By way of context, an Ofcom survey published last year reported that 56 per cent of Britons use the BBC’s website for news. The combined reach of newspaper websites and apps amounted to 31 per cent. The BBC is the largest, most influential, most important news organisation in the UK and it is not even close. Twice as many people use its website as get their news from Facebook. Indeed, the BBC’s reach is roughly equivalent to that of Facebook and every newspaper in Britain combined.

Meanwhile, the great leader has decided that the BBC should compile and publish data on its employees, the better to measure the extent to which this mirrors the class profile of the general population. What a fine idea! If only, for instance, you could consult page 270 of the BBC’s most recent annual report where you will discover that, according to figures compiled by the BBC, 50 per cent of its employees’ parents did not attend university and 16 per cent — somewhat higher than the national average — of its employees were educated at private schools.

This seems typically Corbyn: when he’s not wrong he’s just banal and when he’s not busy being banal he’s demanding that something should be done which, in point of fact, is already being done.

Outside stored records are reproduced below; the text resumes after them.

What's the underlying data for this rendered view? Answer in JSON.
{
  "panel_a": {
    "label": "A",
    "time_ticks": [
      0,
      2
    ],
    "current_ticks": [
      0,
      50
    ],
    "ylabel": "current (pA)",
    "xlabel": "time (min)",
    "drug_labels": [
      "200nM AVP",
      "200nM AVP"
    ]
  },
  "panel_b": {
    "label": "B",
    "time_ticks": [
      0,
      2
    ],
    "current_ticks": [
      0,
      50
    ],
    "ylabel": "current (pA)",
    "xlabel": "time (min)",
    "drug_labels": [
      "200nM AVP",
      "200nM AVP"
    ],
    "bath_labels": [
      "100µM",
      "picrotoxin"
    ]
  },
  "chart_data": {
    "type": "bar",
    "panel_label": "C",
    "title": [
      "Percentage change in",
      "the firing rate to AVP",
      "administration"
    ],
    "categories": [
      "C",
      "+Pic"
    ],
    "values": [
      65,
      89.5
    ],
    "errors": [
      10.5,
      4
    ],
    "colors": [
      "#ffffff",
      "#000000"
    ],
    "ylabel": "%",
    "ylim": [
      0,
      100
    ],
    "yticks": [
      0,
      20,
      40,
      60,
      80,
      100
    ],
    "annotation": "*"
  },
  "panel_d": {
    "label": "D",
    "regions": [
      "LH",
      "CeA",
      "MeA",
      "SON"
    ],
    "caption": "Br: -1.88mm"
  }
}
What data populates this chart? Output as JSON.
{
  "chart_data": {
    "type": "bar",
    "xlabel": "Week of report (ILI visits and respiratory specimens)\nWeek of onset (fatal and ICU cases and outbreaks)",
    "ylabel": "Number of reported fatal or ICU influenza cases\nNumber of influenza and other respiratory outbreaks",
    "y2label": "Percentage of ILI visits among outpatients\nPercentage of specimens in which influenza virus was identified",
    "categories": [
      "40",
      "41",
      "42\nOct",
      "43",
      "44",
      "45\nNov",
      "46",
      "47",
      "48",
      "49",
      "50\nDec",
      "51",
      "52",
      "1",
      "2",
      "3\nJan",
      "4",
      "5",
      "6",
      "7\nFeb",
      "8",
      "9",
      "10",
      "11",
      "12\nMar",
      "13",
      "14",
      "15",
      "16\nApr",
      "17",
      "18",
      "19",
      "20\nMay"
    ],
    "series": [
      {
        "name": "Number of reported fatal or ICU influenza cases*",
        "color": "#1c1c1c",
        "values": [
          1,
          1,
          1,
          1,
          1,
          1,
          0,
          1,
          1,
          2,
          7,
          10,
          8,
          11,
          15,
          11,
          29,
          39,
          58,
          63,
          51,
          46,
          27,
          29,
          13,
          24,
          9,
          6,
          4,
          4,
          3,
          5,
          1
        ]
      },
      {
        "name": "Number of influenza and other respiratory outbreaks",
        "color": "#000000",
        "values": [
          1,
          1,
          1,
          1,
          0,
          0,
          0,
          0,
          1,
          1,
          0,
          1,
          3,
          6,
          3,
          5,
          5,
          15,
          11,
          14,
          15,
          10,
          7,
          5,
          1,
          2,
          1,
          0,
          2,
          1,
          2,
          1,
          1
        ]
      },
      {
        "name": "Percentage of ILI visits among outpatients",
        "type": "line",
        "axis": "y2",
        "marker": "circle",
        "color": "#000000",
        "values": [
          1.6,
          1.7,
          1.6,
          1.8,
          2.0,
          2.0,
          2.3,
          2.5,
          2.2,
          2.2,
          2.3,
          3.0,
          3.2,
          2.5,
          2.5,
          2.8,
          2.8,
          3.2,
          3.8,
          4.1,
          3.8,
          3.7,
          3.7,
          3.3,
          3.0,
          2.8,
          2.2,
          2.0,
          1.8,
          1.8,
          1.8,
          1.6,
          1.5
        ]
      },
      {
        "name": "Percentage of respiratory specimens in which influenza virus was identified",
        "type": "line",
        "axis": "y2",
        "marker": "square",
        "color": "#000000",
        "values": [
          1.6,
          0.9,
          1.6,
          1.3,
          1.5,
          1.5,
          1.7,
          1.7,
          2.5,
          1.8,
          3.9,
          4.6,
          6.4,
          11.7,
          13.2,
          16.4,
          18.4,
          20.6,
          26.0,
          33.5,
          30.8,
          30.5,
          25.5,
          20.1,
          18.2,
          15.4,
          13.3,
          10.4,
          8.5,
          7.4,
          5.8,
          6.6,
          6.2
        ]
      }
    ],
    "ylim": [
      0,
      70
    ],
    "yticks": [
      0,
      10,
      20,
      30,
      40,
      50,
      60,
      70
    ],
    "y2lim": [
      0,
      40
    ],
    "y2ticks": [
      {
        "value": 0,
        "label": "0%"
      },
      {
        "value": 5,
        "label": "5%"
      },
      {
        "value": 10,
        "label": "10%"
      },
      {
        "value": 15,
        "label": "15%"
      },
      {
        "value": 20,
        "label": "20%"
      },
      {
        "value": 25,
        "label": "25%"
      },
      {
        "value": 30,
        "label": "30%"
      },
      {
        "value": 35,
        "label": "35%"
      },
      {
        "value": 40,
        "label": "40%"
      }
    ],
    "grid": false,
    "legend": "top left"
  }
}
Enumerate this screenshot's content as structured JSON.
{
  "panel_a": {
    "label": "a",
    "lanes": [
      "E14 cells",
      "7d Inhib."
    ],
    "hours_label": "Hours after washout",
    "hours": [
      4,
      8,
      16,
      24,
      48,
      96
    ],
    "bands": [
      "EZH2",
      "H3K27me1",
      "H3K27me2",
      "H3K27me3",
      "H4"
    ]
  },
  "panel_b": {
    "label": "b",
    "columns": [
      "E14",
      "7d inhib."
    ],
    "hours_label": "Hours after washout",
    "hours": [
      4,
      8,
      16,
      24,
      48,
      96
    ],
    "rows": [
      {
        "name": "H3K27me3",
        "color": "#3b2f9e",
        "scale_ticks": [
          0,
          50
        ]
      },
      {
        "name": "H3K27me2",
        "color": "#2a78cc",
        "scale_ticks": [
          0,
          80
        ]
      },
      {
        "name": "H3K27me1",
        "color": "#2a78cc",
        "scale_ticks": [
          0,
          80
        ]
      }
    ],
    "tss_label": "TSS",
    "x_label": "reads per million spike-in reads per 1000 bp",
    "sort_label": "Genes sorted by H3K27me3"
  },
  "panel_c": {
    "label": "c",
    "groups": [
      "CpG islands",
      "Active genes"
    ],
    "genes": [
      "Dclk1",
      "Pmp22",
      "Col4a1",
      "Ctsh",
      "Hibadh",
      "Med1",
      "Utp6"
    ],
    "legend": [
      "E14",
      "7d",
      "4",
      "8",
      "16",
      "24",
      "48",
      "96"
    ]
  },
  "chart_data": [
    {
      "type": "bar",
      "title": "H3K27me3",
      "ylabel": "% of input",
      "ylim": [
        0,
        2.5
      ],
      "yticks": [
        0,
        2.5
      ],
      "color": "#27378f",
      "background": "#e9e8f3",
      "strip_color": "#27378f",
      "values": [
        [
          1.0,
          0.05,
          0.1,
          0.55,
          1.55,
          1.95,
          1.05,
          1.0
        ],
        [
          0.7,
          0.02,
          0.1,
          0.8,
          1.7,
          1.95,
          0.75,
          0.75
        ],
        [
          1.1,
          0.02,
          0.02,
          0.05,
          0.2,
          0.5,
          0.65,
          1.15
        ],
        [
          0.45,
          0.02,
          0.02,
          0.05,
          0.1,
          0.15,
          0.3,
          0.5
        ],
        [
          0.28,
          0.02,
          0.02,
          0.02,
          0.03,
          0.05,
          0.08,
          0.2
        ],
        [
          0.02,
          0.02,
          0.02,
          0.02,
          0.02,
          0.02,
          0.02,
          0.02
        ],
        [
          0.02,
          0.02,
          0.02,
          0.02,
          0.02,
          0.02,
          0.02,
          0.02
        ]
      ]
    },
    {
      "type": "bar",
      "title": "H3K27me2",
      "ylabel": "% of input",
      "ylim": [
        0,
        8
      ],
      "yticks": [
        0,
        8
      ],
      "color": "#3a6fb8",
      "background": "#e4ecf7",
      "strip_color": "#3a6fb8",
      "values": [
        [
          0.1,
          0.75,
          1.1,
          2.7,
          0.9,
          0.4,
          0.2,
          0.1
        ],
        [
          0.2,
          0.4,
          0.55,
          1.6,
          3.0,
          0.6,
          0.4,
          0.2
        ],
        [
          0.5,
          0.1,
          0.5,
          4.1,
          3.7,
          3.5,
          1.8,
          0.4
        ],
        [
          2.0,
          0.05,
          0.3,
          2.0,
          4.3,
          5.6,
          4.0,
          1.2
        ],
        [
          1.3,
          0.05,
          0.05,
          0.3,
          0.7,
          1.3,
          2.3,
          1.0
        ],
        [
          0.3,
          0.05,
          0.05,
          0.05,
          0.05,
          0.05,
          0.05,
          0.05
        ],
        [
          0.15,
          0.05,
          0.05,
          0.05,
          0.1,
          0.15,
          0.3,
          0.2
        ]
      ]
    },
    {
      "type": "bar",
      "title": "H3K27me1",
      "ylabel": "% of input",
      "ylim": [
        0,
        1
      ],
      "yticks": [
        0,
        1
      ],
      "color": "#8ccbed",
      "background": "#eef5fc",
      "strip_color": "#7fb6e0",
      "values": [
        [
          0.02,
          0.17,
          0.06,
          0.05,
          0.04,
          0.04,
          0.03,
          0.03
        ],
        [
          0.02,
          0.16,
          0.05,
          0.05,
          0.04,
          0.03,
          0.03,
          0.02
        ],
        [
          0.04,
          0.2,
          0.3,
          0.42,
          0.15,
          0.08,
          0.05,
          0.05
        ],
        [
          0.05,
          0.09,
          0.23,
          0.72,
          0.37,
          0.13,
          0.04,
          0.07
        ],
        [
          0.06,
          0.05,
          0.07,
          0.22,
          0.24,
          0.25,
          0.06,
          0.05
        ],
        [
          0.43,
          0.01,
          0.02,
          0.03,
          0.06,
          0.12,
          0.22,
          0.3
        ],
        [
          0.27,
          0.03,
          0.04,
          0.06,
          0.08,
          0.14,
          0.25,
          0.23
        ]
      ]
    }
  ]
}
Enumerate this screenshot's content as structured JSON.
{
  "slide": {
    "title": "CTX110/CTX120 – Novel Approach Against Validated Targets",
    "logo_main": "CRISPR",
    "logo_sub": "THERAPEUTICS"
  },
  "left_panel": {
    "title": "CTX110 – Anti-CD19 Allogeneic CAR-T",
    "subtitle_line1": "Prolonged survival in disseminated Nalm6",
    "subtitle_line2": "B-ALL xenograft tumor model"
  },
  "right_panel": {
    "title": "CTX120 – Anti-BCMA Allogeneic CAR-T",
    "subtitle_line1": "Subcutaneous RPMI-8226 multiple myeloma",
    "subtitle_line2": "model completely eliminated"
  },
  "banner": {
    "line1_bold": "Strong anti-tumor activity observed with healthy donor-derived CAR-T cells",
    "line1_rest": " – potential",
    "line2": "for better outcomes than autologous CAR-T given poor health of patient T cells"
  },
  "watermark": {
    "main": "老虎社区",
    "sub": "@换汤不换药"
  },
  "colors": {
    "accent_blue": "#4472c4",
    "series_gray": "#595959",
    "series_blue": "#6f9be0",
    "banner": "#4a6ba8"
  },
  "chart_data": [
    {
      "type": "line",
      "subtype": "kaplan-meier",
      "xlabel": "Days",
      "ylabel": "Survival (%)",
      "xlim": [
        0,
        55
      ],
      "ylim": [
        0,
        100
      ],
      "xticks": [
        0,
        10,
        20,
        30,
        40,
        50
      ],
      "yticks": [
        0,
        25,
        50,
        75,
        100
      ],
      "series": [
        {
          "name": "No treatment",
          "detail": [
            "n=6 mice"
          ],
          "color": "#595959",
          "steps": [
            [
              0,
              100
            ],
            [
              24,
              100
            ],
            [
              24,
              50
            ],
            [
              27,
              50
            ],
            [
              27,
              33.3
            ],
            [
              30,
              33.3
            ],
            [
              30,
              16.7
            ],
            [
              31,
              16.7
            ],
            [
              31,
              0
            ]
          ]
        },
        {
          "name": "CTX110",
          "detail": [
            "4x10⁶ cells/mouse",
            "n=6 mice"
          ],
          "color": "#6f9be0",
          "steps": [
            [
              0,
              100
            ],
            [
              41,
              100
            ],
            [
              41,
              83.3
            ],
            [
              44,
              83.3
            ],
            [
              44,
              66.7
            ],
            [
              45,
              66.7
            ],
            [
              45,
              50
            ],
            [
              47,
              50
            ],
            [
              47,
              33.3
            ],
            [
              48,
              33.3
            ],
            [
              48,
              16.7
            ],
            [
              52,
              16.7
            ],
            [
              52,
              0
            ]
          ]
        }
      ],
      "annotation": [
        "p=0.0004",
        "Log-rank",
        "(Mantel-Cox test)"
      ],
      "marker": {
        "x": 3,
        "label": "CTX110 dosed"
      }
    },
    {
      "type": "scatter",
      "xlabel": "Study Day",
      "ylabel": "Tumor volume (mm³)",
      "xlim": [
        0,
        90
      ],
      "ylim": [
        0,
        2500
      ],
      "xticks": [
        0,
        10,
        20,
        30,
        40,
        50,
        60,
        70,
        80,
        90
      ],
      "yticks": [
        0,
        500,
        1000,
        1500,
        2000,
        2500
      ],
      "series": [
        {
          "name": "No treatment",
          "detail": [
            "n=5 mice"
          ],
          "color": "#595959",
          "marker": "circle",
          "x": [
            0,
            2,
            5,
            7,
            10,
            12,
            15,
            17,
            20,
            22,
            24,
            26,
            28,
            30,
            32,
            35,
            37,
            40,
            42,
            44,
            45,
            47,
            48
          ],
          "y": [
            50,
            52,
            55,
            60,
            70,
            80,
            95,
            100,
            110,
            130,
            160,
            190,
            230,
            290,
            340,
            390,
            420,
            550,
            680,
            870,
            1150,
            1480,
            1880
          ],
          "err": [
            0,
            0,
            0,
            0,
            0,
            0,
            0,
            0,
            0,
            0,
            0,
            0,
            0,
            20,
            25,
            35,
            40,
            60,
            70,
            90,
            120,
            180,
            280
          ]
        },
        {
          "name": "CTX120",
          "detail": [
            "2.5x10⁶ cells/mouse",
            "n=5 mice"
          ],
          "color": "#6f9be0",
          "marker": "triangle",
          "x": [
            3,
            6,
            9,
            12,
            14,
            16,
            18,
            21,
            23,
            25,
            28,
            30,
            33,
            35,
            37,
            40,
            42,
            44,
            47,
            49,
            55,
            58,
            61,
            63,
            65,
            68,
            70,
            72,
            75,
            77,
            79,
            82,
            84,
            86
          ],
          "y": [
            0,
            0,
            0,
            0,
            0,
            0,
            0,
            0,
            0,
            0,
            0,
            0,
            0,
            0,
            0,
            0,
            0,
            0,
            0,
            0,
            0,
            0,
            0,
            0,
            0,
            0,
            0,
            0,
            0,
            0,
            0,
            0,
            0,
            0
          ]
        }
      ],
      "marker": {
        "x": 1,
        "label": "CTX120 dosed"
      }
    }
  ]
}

Perhaps that explains why, according to YouGov, just 49 per cent of the people who voted Labour as recently as last year are confident Corbyn is the best person to be prime minister.

Meanwhile, the suggestion members of the BBC board should be elected guarantees more, not less, political influence on the corporation. Such a move would not inoculate the BBC against political interference, it would in fact inject that virus into its bloodstream. But as far as Corbynism is concerned that, of course, is the idea, not the problem.

Whatever the benefits of exploring not-for-profit status for local news collectives, some of Corbyn’s other ideas are so idiotic the suspicion must be they were included only because he would otherwise have nothing else to say.

The notion newspapers should, once they achieve a sufficient size, be required to select their editors by a ballot of the workforce is one such typically useless — and trifling — idea. There is nothing preventing papers from doing this now if they wish to. What is significant, however, is the idea they should be compelled to.

This is not so much about newspapers but, instead, about the far-left’s instinct to interfere and insert itself into matters that, properly speaking, are none of its business. A Corbyn government would respect no boundaries, observe no proprieties, recognise no red (sic) lines to its ability to intervene, interfere, and interrupt.

There is logic to this: as far as the far-left is concerned, nothing is truly private. And when everything is political the state must allow itself the right — indeed the duty — to patrol and watch over and interfere wherever, and whenever, it wants.

In that respect, Corbyn’s media proposals — mostly unworkable and mostly unnecessary and mostly foolish — are typical of his style, his worldview, and the way he would wish to govern. A warning then, not a promise.

Alex Massie is a political commentator.